Il rappelle qu’il y a 50 ans cette année, le Club de Rome – qui réunit des hommes d’affaires, des hauts fonctionnaires de l’ONU, des scientifiques et des chefs d’État – arrivait à la même conclusion dans son premier rapport, connu aussi sous le nom de Rapport Meadows (Nouvelle fenêtre). En résumé, ses auteurs affirmaient que la croissance illimitée de la population et de la production matérielle n’est pas viable à long terme.
Un signe encourageant à ses yeux, c’est que les étudiants s’intéressent à la décroissance. Quand j’ai commencé, en 2013, j’avais 12 étudiants dans la classe. Cette année, 150  jeunes se seront inscrits à mon cours sur le sujet, précise le professeur Abraham.

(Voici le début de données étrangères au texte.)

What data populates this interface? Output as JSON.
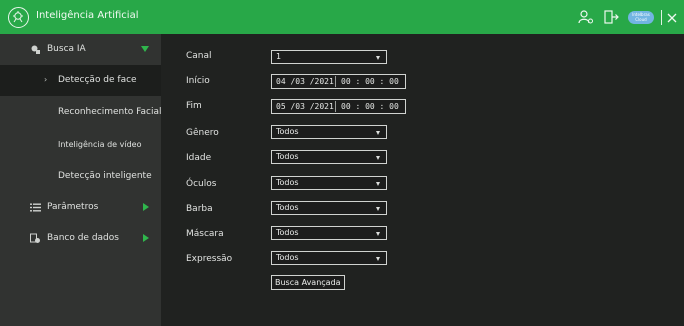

De son côté, comme chef d'entreprise, Michael Schwartz remarque que les gens ont soif de faire les choses autrement. Mais les lieux de rencontre manquent encore énormément pour l’exprimer, le faire. Aux Affûtés, on veut recréer la communauté, sortir les gens de leur isolement. Ils aiment l’énergie du groupe. Ils aiment jaser et sont très rassurés d’apprendre collectivement des compétences.
« Il faut voir l’ambiance ici à Noël. C’est rempli de gens qui viennent faire des cadeaux, fabriquer des jouets ou des planches à découper, etc., pour les offrir à leurs proches. »
Sur le plan humain, l’expérience est aussi enrichissante. Il cite des grands-papas qui emmènent leurs petits-enfants pour les initier au plaisir du travail manuel. Ou encore, un participant venu restaurer la malle abîmée que son grand-père, originaire d’Asie du Sud-est, avait utilisée pour émigrer au Canada par bateau, il y a 70 ans. Il avait passé plusieurs heures à travailler dessus. Il y avait une telle fierté chez lui de faire vivre cet objet, qui représentait l’histoire de sa famille. C’était magnifique à voir, se souvient Michael Schwartz.